All fair-minded Australians expect their government to operate with transparency and accountability.

Regrettably, Australia’s government is not meeting this standard, and there are two examples that demonstrate the decline.

Firstly, the government is blocking access to information about policies Australians assumed were settled. In a recent case, the key assumptions justifying the unrealised superannuation gains tax are being suppressed.

A reasonable person would expect that modelling for a finalised policy measure would be made publicly available upon request. It merely sets out how the bureaucracy believes the new tax will operate and any effects it might have on the economy and individuals.

However, Treasury refused my Freedom of Information (FOI) request seeking the modelling and assumptions underpinning the unrealised gains tax.

This tax was first announced in the 2023-24 budget and factored into the forward estimates. Treasury refused to release the modelling, claiming it was “deliberative” and protected by legal professional privilege.

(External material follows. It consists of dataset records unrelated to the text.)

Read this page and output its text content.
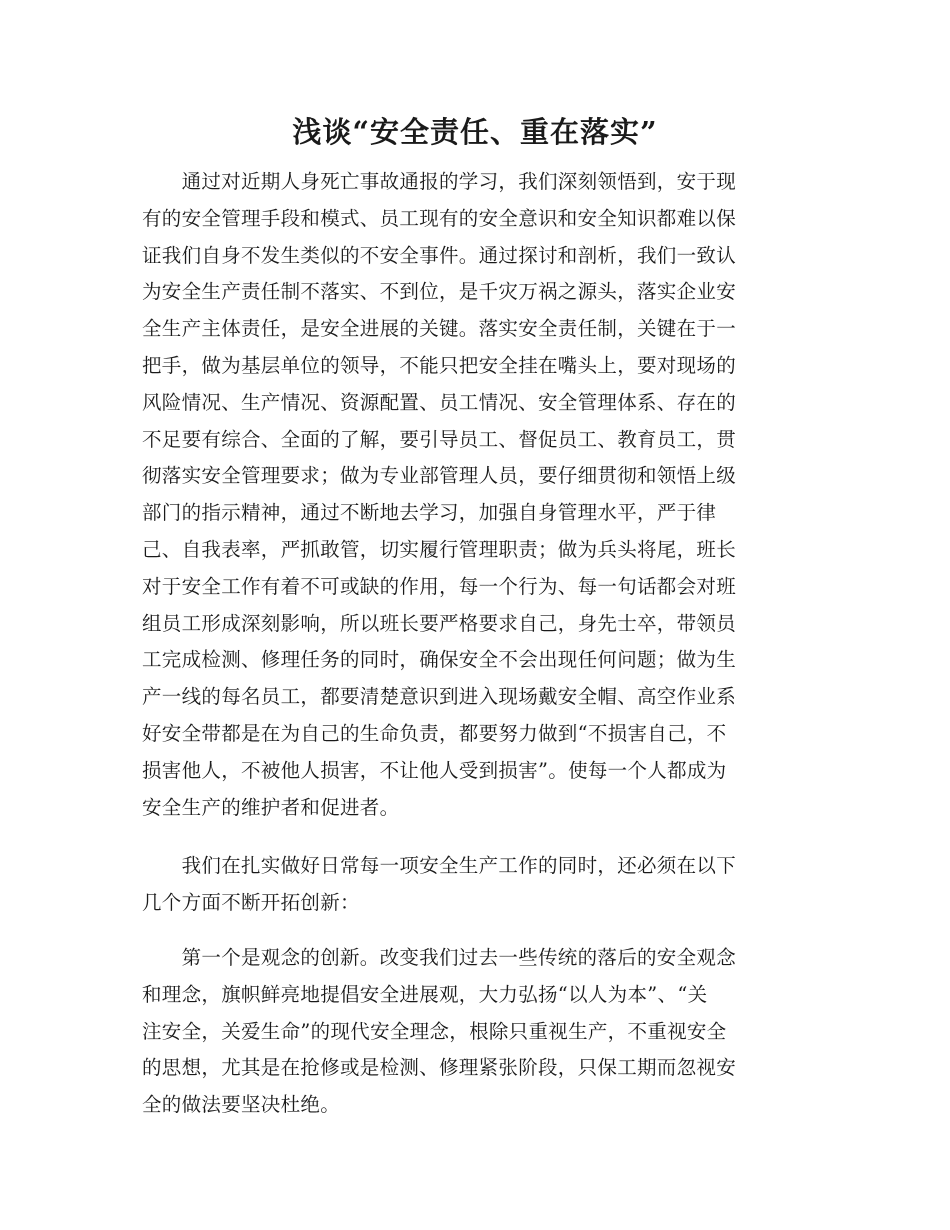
浅谈“安全责任、重在落实”
　　通过对近期人身死亡事故通报的学习，我们深刻领悟到，安于现
有的安全管理手段和模式、员工现有的安全意识和安全知识都难以保
证我们自身不发生类似的不安全事件。通过探讨和剖析，我们一致认
为安全生产责任制不落实、不到位，是千灾万祸之源头，落实企业安
全生产主体责任，是安全进展的关键。落实安全责任制，关键在于一
把手，做为基层单位的领导，不能只把安全挂在嘴头上，要对现场的
风险情况、生产情况、资源配置、员工情况、安全管理体系、存在的
不足要有综合、全面的了解，要引导员工、督促员工、教育员工，贯
彻落实安全管理要求；做为专业部管理人员，要仔细贯彻和领悟上级
部门的指示精神，通过不断地去学习，加强自身管理水平，严于律
己、自我表率，严抓敢管，切实履行管理职责；做为兵头将尾，班长
对于安全工作有着不可或缺的作用，每一个行为、每一句话都会对班
组员工形成深刻影响，所以班长要严格要求自己，身先士卒，带领员
工完成检测、修理任务的同时，确保安全不会出现任何问题；做为生
产一线的每名员工，都要清楚意识到进入现场戴安全帽、高空作业系
好安全带都是在为自己的生命负责，都要努力做到“不损害自己，不
损害他人，不被他人损害，不让他人受到损害”。使每一个人都成为
安全生产的维护者和促进者。
　　我们在扎实做好日常每一项安全生产工作的同时，还必须在以下
几个方面不断开拓创新：
　　第一个是观念的创新。改变我们过去一些传统的落后的安全观念
和理念，旗帜鲜亮地提倡安全进展观，大力弘扬“以人为本”、“关
注安全，关爱生命”的现代安全理念，根除只重视生产，不重视安全
的思想，尤其是在抢修或是检测、修理紧张阶段，只保工期而忽视安
全的做法要坚决杜绝。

Treasury revealed it had sought legal advice to ward off litigation and challenges to the proposed revenue stream – clear evidence that there are concerns with the concept and design.

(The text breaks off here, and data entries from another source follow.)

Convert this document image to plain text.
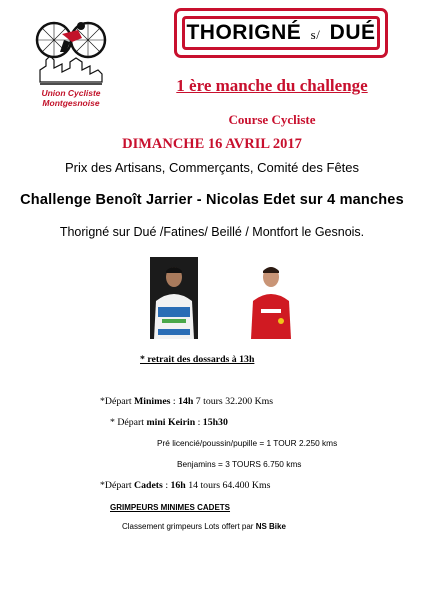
Union Cycliste
Montgesnoise
THORIGNÉ s/ DUÉ
1 ère manche du challenge
Course Cycliste
DIMANCHE 16 AVRIL 2017
Prix des Artisans, Commerçants, Comité des Fêtes
Challenge Benoît Jarrier - Nicolas Edet sur 4 manches
Thorigné sur Dué /Fatines/ Beillé / Montfort le Gesnois.
* retrait des dossards à 13h
*Départ Minimes : 14h 7 tours 32.200 Kms
* Départ mini Keirin : 15h30
Pré licencié/poussin/pupille = 1 TOUR 2.250 kms
Benjamins = 3 TOURS 6.750 kms
*Départ Cadets : 16h 14 tours 64.400 Kms
GRIMPEURS MINIMES CADETS
Classement grimpeurs Lots offert par NS Bike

Treasury also admitted the tax remains “under active development” and is still a “work in progress”.

Yet on July 14, Treasurer Jim Chalmers said: “From a government point of view, our focus has been on the changes that we announced two and a half years ago, which haven’t yet been legislated. We haven’t been proposing to take additional steps. We haven’t been working up additional steps to take.”

Both things can’t be true. Either the government has a settled tax policy or it does not. Labor announced this tax during its last term and reaffirmed it during the election. Yet what it says publicly does not align with its private doubts.

A July study by the Centre for Public Integrity found Labor had complied with just one-third of Senate orders for documents.

Even the strongest supporters of a tax on unrealised gains would concede there are issues to be resolved.

Accordingly, a reasonable person would expect the FOI Act, if complied with, would aid the debate by ensuring Treasury’s analysis is publicly available for scrutiny.

But that is not happening. I have appealed the Treasury’s decision to block access.

Secondly, the government is making it harder to access information more broadly.

Again, a reasonable person would expect their government to comply with orders of the Senate and requests for documents made under FOI.

Yet a July study by the Centre for Public Integrity found Labor had complied with just one-third of Senate orders for documents, relying on public interest immunity claims almost three times as often as the Morrison government to block scrutiny. This is a terrible result considering the benchmark.

Additionally, the Centre found that FOI requests granted in full have fallen from 59 per cent in 2011-12 to 25 per cent in 2023-24, while outright refusals rose from 12 per cent to 23 per cent.

The Fraser government introduced FOI because it understood that Australians benefit from open government.

As Malcolm Fraser said: “The principle of responsibility to the electorate and the parliament is a vital one which must be maintained and strengthened, because it is the people’s control over the direction of government and the destiny of the nation.”

Now the government is proposing changes to the FOI Act that would diminish transparency and the opportunity for review and input.

These proposed changes would not only increase the cost of an FOI; they would also expand exemptions for cabinet confidentiality to virtually any document within the Commonwealth. It would gut the FOI Act.

As the former independent senator Rex Patricks puts it: “Albanese wants to deny the public access to information it should be entitled to see; advice being given to ministers that will, by its very nature, affect citizens’ lives.”

These measures risk undermining open government and weakening the ability of journalists, citizens and parliamentarians to scrutinise government.

The Senate must reject these proposals. It should also consider whether we have the right tools to compel the production of documents, and look to protect FOI, rather than gut it.

In the age of autocracy, we must remember what the hallmarks of democracy are – most of them start with transparency.